The Analysis and Design of Advanced Neurofuzzy Polynomial Networks (고급 뉴로퍼지 다항식 네트워크의 해석과 설계)

  • Park, Byeong-Jun;O, Seong-Gwon
    • Journal of the Institute of Electronics Engineers of Korea CI
    • /
    • v.39 no.3
    • /
    • pp.18-31
    • /
    • 2002
  • In this study, we introduce a concept of advanced neurofuzzy polynomial networks(ANFPN), a hybrid modeling architecture combining neurofuzzy networks(NFN) and polynomial neural networks(PNN). These networks are highly nonlinear rule-based models. The development of the ANFPN dwells on the technologies of Computational Intelligence(Cl), namely fuzzy sets, neural networks and genetic algorithms. NFN contributes to the formation of the premise part of the rule-based structure of the ANFPN. The consequence part of the ANFPN is designed using PNN. At the premise part of the ANFPN, NFN uses both the simplified fuzzy inference and error back-propagation learning rule. The parameters of the membership functions, learning rates and momentum coefficients are adjusted with the use of genetic optimization. As the consequence structure of ANFPN, PNN is a flexible network architecture whose structure(topology) is developed through learning. In particular, the number of layers and nodes of the PNN are not fixed in advance but is generated in a dynamic way. In this study, we introduce two kinds of ANFPN architectures, namely the basic and the modified one. Here the basic and the modified architecture depend on the number of input variables and the order of polynomial in each layer of PNN structure.
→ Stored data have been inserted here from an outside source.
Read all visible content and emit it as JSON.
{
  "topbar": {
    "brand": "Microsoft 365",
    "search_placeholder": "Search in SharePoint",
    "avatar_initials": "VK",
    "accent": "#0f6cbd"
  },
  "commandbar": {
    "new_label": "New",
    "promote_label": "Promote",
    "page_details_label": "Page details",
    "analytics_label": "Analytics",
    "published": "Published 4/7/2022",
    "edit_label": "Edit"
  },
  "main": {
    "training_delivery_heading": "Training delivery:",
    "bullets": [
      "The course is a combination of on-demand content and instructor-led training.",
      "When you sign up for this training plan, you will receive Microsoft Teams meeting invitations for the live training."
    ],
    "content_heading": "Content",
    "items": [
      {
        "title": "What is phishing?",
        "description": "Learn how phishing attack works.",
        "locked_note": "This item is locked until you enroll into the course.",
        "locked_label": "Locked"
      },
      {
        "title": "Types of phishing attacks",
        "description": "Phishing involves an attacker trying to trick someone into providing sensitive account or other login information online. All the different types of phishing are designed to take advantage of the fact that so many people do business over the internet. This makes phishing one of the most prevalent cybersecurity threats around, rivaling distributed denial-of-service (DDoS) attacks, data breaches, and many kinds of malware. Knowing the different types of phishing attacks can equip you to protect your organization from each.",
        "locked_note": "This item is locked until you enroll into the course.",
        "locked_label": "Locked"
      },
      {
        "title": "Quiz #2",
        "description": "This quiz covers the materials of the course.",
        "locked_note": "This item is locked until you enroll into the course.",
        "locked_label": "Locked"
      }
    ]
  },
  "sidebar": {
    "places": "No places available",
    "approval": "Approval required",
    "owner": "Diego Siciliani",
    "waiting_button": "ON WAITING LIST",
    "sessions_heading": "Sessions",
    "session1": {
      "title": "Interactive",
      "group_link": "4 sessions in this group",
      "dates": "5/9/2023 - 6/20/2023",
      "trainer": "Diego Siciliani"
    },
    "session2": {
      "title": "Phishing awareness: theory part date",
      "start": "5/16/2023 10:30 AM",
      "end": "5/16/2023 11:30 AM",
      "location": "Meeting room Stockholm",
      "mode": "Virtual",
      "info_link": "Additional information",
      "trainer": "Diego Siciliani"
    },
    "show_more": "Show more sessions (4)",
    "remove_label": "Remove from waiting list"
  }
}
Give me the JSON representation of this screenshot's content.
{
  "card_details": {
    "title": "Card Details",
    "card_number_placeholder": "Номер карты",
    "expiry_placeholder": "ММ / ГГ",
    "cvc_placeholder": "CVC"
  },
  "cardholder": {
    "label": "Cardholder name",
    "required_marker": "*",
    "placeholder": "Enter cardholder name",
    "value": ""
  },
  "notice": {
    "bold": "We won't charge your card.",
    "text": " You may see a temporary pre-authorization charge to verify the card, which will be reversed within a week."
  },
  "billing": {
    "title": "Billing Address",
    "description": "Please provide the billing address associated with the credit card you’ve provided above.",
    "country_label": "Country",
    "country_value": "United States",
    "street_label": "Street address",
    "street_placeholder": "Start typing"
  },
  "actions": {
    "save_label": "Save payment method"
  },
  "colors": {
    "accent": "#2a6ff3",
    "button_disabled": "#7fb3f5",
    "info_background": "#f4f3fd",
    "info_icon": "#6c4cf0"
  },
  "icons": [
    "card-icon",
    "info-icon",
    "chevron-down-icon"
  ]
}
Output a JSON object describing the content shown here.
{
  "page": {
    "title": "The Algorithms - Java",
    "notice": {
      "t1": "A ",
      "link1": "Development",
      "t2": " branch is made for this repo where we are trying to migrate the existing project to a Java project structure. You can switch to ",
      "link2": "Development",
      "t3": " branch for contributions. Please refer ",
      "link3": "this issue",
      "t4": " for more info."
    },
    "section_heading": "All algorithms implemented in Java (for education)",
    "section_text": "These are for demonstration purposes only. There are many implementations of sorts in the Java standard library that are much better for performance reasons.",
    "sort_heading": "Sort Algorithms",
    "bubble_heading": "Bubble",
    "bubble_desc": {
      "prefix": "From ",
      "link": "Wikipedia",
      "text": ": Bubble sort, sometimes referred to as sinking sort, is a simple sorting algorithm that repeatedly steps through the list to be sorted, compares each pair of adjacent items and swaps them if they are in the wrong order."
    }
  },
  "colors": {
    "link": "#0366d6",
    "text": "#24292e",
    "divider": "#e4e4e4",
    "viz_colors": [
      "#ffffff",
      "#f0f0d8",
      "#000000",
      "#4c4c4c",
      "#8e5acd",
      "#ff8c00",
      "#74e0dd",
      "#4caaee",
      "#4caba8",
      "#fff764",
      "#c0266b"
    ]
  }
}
Owing to the specific features of two combined architectures, it is possible to consider the nonlinear characteristics of process system and to obtain the better output performance with superb predictive ability. The availability and feasibility of the ANFPN are discussed and illustrated with the aid of two representative numerical examples. The results show that the proposed ANFPN can produce the model with higher accuracy and predictive ability than any other method presented previously.